Tuesday, February 12, 2013

back in Haiti

The last week has been interesting. I’m back in Haiti from a really good visit to my parents in Michigan.  I'm so thankful for those who made that visit possible.  I'm glad to see my friends here again, and I'm especially grateful for the welcome I received on my return.  It surprised me that people had actually noticed I wasn't there and thought it worth mentioning.  And one of my classes at the seminary put up the nicest note on the board to welcome me back.

Do I have nice students or what?

I'm also glad my toes are no longer cold!

Of course, it's still an adjustment. It was only a couple of weeks, but I still nearly drank tap water in my sleepy state the first night.

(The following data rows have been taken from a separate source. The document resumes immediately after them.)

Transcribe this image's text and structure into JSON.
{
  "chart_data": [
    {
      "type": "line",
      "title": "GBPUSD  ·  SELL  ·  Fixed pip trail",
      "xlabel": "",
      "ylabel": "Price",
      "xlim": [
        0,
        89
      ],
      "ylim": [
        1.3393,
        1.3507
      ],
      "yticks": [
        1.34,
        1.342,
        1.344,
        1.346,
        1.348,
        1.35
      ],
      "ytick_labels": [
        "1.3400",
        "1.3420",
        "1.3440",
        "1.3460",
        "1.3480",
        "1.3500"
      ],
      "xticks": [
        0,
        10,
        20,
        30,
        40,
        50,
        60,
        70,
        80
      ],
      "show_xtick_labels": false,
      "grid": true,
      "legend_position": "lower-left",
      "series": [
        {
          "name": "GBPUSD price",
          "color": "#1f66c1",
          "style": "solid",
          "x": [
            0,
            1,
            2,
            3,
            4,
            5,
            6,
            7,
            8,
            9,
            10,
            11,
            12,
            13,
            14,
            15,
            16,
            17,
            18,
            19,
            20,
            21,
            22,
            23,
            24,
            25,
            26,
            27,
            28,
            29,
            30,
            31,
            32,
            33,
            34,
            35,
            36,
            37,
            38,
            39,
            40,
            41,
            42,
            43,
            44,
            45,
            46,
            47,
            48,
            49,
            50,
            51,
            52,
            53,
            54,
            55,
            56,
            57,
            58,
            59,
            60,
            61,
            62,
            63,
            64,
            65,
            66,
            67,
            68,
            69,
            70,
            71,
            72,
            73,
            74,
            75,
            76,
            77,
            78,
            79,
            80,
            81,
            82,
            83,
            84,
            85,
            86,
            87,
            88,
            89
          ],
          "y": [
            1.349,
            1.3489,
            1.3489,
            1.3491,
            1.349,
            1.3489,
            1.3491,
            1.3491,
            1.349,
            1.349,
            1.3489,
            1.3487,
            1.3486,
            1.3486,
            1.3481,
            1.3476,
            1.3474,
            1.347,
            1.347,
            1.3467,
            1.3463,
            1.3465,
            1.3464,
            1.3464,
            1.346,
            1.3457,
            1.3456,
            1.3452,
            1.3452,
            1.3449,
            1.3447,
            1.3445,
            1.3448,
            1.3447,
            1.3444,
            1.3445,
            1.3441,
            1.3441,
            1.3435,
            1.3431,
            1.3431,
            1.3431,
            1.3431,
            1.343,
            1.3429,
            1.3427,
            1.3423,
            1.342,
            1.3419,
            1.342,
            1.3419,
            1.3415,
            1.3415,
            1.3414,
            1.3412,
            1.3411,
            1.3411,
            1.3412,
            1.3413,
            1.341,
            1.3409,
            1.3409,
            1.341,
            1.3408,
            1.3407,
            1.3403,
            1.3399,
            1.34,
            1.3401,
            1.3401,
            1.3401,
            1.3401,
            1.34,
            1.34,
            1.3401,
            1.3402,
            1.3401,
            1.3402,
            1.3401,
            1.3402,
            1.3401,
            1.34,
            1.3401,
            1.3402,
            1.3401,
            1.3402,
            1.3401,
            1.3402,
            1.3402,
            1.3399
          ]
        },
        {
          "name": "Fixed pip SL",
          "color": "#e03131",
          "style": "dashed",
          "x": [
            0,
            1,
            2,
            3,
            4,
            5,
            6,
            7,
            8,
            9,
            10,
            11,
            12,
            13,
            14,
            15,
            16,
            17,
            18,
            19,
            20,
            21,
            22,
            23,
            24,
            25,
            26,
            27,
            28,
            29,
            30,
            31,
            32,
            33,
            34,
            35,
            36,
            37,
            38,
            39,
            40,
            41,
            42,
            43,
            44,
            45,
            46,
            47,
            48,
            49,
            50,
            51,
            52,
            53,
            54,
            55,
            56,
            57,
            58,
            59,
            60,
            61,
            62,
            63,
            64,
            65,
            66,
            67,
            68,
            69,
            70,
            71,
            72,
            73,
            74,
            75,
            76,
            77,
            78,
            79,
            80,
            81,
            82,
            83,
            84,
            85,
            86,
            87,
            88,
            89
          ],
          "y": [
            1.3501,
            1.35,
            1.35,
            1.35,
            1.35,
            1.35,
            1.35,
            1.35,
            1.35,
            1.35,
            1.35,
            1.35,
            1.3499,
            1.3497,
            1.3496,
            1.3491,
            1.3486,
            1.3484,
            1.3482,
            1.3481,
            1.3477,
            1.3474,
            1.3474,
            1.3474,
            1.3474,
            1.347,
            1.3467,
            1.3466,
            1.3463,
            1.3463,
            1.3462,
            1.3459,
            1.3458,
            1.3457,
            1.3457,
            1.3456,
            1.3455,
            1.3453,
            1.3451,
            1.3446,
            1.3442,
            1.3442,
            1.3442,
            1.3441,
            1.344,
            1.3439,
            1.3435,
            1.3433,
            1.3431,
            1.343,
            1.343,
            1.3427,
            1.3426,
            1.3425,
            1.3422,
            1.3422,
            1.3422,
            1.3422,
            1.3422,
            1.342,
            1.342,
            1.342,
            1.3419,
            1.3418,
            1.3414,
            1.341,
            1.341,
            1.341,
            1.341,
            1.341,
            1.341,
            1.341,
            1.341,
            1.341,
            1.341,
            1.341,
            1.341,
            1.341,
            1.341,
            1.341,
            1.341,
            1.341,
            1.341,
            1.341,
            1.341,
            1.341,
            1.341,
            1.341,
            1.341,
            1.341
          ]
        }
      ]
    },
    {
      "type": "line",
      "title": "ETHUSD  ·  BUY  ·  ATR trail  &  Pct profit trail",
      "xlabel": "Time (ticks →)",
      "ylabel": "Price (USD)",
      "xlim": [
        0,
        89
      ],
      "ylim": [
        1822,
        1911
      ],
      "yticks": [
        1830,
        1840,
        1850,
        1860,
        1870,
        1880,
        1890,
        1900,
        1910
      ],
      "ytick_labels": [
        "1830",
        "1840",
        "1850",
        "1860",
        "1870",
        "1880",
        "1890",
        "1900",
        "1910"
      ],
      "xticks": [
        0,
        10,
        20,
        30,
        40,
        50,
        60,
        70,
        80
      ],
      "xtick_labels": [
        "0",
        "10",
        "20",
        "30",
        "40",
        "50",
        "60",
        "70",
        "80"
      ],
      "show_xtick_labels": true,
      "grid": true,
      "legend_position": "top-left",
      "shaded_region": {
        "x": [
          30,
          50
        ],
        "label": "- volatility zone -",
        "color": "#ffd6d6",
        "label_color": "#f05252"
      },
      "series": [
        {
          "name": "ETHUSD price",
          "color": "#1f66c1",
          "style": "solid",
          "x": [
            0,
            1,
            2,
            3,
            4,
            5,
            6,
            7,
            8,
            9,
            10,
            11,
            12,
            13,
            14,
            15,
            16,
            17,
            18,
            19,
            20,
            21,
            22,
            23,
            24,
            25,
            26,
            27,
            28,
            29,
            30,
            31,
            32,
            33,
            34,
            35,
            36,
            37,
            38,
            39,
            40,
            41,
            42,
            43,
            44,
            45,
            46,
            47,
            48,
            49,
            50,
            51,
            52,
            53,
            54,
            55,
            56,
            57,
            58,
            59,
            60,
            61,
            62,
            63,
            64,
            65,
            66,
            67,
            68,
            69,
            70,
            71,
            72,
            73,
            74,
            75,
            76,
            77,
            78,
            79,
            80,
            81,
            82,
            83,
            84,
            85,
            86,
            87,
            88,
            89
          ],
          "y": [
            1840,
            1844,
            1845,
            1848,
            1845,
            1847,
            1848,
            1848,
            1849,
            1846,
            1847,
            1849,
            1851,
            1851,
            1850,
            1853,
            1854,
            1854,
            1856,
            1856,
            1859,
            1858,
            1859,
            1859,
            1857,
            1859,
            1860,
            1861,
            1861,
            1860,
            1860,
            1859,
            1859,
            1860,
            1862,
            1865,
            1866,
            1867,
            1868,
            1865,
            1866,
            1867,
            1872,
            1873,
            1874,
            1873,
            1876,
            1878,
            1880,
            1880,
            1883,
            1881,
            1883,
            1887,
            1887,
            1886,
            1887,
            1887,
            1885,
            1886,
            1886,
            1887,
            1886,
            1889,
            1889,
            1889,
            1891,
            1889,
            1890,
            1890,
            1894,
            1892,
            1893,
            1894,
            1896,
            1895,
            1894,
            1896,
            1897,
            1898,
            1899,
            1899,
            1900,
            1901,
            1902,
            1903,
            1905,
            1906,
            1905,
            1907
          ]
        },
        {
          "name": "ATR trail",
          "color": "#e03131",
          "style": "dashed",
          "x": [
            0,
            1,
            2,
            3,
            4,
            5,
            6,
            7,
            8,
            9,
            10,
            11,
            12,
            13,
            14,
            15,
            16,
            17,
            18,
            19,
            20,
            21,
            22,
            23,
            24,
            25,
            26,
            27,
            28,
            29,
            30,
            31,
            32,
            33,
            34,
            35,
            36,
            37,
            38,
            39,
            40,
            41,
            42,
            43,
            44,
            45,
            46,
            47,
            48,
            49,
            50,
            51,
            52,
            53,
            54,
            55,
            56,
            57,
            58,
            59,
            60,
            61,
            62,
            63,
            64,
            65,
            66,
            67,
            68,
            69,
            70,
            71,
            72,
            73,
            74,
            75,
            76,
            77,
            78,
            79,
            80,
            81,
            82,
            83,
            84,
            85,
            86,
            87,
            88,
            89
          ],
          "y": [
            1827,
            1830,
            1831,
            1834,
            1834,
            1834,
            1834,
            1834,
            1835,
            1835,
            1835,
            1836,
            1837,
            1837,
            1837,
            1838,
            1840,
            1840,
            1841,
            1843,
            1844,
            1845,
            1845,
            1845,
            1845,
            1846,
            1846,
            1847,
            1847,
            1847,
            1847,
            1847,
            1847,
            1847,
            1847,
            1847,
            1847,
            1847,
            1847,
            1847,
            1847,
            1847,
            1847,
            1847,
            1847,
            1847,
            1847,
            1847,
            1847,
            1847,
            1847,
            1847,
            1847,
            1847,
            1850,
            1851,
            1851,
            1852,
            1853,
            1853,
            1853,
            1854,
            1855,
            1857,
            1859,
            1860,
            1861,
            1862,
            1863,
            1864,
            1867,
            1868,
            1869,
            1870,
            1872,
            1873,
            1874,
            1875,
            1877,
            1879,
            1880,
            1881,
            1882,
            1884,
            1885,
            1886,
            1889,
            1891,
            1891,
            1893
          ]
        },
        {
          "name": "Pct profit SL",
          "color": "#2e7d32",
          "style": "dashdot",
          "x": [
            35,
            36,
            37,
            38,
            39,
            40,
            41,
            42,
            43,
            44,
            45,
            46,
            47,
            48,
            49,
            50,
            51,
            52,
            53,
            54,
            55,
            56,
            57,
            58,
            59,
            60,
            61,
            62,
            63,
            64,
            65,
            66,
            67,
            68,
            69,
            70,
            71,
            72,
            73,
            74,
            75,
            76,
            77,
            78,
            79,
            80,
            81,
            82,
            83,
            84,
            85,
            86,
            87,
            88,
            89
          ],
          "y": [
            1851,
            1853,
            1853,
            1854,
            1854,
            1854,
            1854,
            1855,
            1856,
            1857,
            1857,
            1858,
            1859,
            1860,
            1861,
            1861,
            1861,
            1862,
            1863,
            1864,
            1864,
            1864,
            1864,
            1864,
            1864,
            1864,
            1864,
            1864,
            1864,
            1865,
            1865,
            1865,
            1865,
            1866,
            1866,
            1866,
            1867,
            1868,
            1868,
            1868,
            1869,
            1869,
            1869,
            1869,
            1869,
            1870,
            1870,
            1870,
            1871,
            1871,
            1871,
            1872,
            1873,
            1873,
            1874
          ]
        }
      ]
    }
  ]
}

We’ve had no power for some time now other than the short period of time when the generator goes on to pump water up to the château d’eau (our roof tank), and we're not likely to have it soon unless someone comes up with a new transformer.  Well, it is what it is.  It’s really not difficult to get used to having no lights. Other than my moments of slight trepidation on entering the bathroom (will there be another large spider or scorpion?), I’m perfectly fine with kerosene lamps, candles, and solar-charged flashlights and lanterns. [As an aside, let me just tell you that LLBean’s little solar lantern is far superior to the one from Eddie Bauer; flashlights the same. Thankful the latter was half-price so I don’t feel so irritated. That’s what it’s worth.]

I love my solar stuff.  And the LLBean lantern has my  permanent vote.

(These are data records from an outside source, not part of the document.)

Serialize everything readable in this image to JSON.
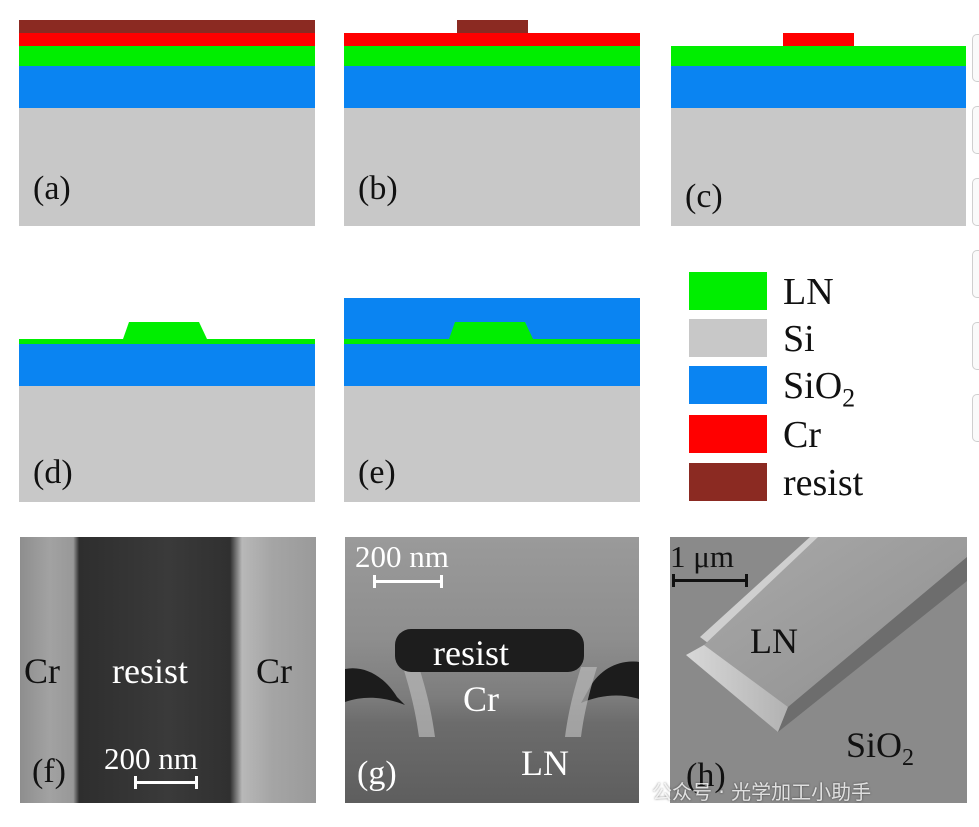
{
  "colors": {
    "LN": "#00ee00",
    "Si": "#c8c8c8",
    "SiO2": "#0a84f2",
    "Cr": "#ff0000",
    "resist": "#8b2a22"
  },
  "panels": {
    "a": "(a)",
    "b": "(b)",
    "c": "(c)",
    "d": "(d)",
    "e": "(e)",
    "f": "(f)",
    "g": "(g)",
    "h": "(h)"
  },
  "legend": [
    {
      "label": "LN",
      "color": "#00ee00"
    },
    {
      "label": "Si",
      "color": "#c8c8c8"
    },
    {
      "label": "SiO",
      "sub": "2",
      "color": "#0a84f2"
    },
    {
      "label": "Cr",
      "color": "#ff0000"
    },
    {
      "label": "resist",
      "color": "#8b2a22"
    }
  ],
  "sem_f": {
    "left": "Cr",
    "center": "resist",
    "right": "Cr",
    "scale": "200 nm"
  },
  "sem_g": {
    "scale": "200 nm",
    "resist": "resist",
    "cr": "Cr",
    "ln": "LN"
  },
  "sem_h": {
    "scale": "1 μm",
    "ln": "LN",
    "sio2": "SiO",
    "sio2_sub": "2"
  },
  "watermark": "公众号 · 光学加工小助手"
}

The two things that are the biggest pain in the neck are the lack of an iron and the lack of refrigeration. Now you might think that the former was not a big deal. However, this is Haiti. Everyone irons everything within an inch of its life. I fully intend later this week to learn to use one of the old ones filled with charcoal, which will make me look less of a ragbag. However, that won’t do for the altar linen order I’ve received back from the embroiderer, which needs to be washed and ironed before being sent out. I’m planning to go to our home for elderly women and spend the day there with it later on. Refrigeration, now – that’s not fun. Cheese isn’t very good when it’s been sitting around a while. But our milk comes powdered or in little cans, condensed, and we buy ice some days so as to have something cool to drink, so it’s not the end of the world.

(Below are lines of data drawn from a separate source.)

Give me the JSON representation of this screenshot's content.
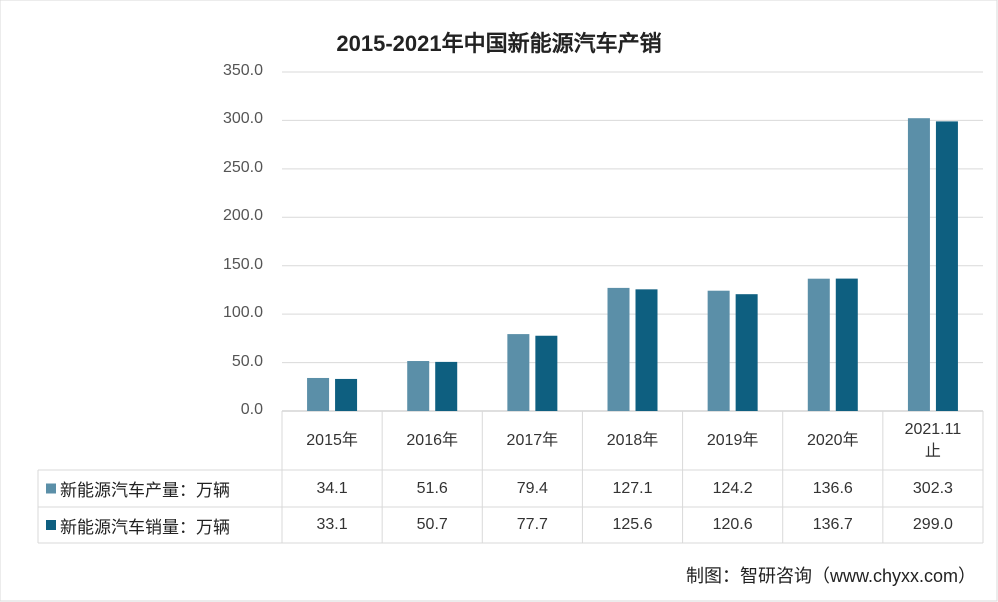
{
  "chart_data": {
    "type": "bar",
    "title": "2015-2021年中国新能源汽车产销",
    "categories": [
      "2015年",
      "2016年",
      "2017年",
      "2018年",
      "2019年",
      "2020年",
      "2021.11止"
    ],
    "series": [
      {
        "name": "新能源汽车产量：万辆",
        "color": "#5b8fa8",
        "values": [
          34.1,
          51.6,
          79.4,
          127.1,
          124.2,
          136.6,
          302.3
        ]
      },
      {
        "name": "新能源汽车销量：万辆",
        "color": "#0e5f80",
        "values": [
          33.1,
          50.7,
          77.7,
          125.6,
          120.6,
          136.7,
          299.0
        ],
        "value_labels": [
          "33.1",
          "50.7",
          "77.7",
          "125.6",
          "120.6",
          "136.7",
          "299.0"
        ]
      }
    ],
    "ylim": [
      0,
      350
    ],
    "yticks": [
      {
        "value": 0,
        "label": "0.0"
      },
      {
        "value": 50,
        "label": "50.0"
      },
      {
        "value": 100,
        "label": "100.0"
      },
      {
        "value": 150,
        "label": "150.0"
      },
      {
        "value": 200,
        "label": "200.0"
      },
      {
        "value": 250,
        "label": "250.0"
      },
      {
        "value": 300,
        "label": "300.0"
      },
      {
        "value": 350,
        "label": "350.0"
      }
    ],
    "grid": true,
    "source": "制图：智研咨询（www.chyxx.com）"
  }
}
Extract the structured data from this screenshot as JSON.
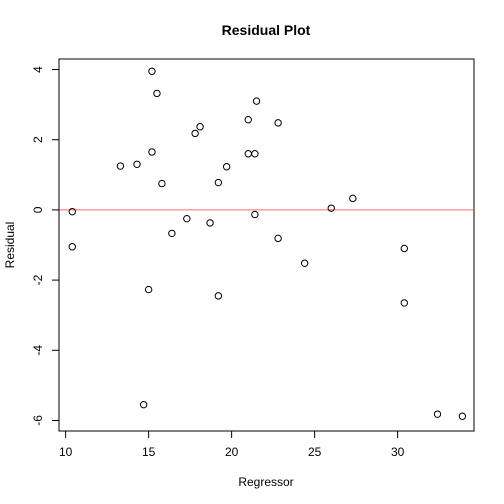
{
  "chart_data": {
    "type": "scatter",
    "title": "Residual Plot",
    "xlabel": "Regressor",
    "ylabel": "Residual",
    "xlim": [
      9.6,
      34.6
    ],
    "ylim": [
      -6.3,
      4.3
    ],
    "xticks": [
      10,
      15,
      20,
      25,
      30
    ],
    "yticks": [
      -6,
      -4,
      -2,
      0,
      2,
      4
    ],
    "reference_line": {
      "y": 0,
      "color": "#ff6b6b"
    },
    "point_color": "#000000",
    "grid": false,
    "points": [
      {
        "x": 10.4,
        "y": -0.05
      },
      {
        "x": 10.4,
        "y": -1.05
      },
      {
        "x": 13.3,
        "y": 1.25
      },
      {
        "x": 14.3,
        "y": 1.3
      },
      {
        "x": 14.7,
        "y": -5.55
      },
      {
        "x": 15.0,
        "y": -2.27
      },
      {
        "x": 15.2,
        "y": 1.65
      },
      {
        "x": 15.2,
        "y": 3.95
      },
      {
        "x": 15.5,
        "y": 3.32
      },
      {
        "x": 15.8,
        "y": 0.75
      },
      {
        "x": 16.4,
        "y": -0.67
      },
      {
        "x": 17.3,
        "y": -0.25
      },
      {
        "x": 17.8,
        "y": 2.18
      },
      {
        "x": 18.1,
        "y": 2.37
      },
      {
        "x": 18.7,
        "y": -0.37
      },
      {
        "x": 19.2,
        "y": 0.78
      },
      {
        "x": 19.2,
        "y": -2.45
      },
      {
        "x": 19.7,
        "y": 1.23
      },
      {
        "x": 21.0,
        "y": 2.57
      },
      {
        "x": 21.0,
        "y": 1.6
      },
      {
        "x": 21.4,
        "y": 1.6
      },
      {
        "x": 21.4,
        "y": -0.13
      },
      {
        "x": 21.5,
        "y": 3.1
      },
      {
        "x": 22.8,
        "y": 2.48
      },
      {
        "x": 22.8,
        "y": -0.81
      },
      {
        "x": 24.4,
        "y": -1.52
      },
      {
        "x": 26.0,
        "y": 0.05
      },
      {
        "x": 27.3,
        "y": 0.33
      },
      {
        "x": 30.4,
        "y": -1.1
      },
      {
        "x": 30.4,
        "y": -2.65
      },
      {
        "x": 32.4,
        "y": -5.82
      },
      {
        "x": 33.9,
        "y": -5.88
      }
    ]
  }
}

So what surprises me now is to realize that my friends and sisters up in the northeast have it much worse. I gather the convent lost power and heat in this snowstorm, though I have no details. They have the wherewithal to take care of themselves, but there must be many who cannot. What about the elderly who have no one to check on them and can’t drive? It’s much worse to lose power up there than down here, at least in the winter. We don’t risk freezing to death. I trust the power will be back on soon up there, though, as it will not be here – but it’s a good reminder to all of us to take nothing for granted.